We prove that for two germs of analytic mappings \(f,g:({\mathbb {C}}^n,0) \rightarrow ({\mathbb {C}}^p,0)\) with the same Newton polyhedra which are (Khovanskii) non-degenerate and their zero sets are complete intersections with isolated singularity at the origin, there is a piecewise analytic family \(\{f_t\}\) of analytic maps with \(f_0=f, f_1=g\) which has a so-called uniform stable radius for the Milnor fibration. As a corollary, we show that their Milnor numbers are equal. Also, a formula for the Milnor number is given in terms of the Newton polyhedra of the component functions. This is a generalization of the result by C. Bivia-Ausina. Consequently, we obtain that the Milnor number of a non-degenerate isolated complete intersection singularity is an invariant of Newton boundaries.

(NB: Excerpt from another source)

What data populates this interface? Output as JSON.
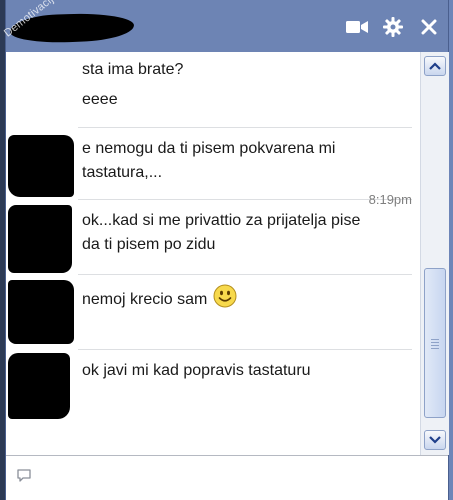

我们证明对于两个解析映射的胚芽\(f,g:({\mathbb {C}}^n,0) \rightarrow ({\mathbb {C}}^p,0)\)具有相同的牛顿多面体它们是 (Khovanskii) 非退化的并且它们的零集是在原点具有孤立奇点的完整交集，存在一个分段解析族\(\{f_t\}\)具有\(f_0=f, f_1=g \)其具有所谓的 Milnor 纤维化均匀稳定半径. 作为推论，我们证明他们的米尔诺数相等。此外，根据分量函数的牛顿多面体给出了米尔诺数的公式。这是 C. Bivia-Ausina 对结果的概括。因此，我们得到非退化孤立完全相交奇点的米尔诺数是牛顿边界的不变量。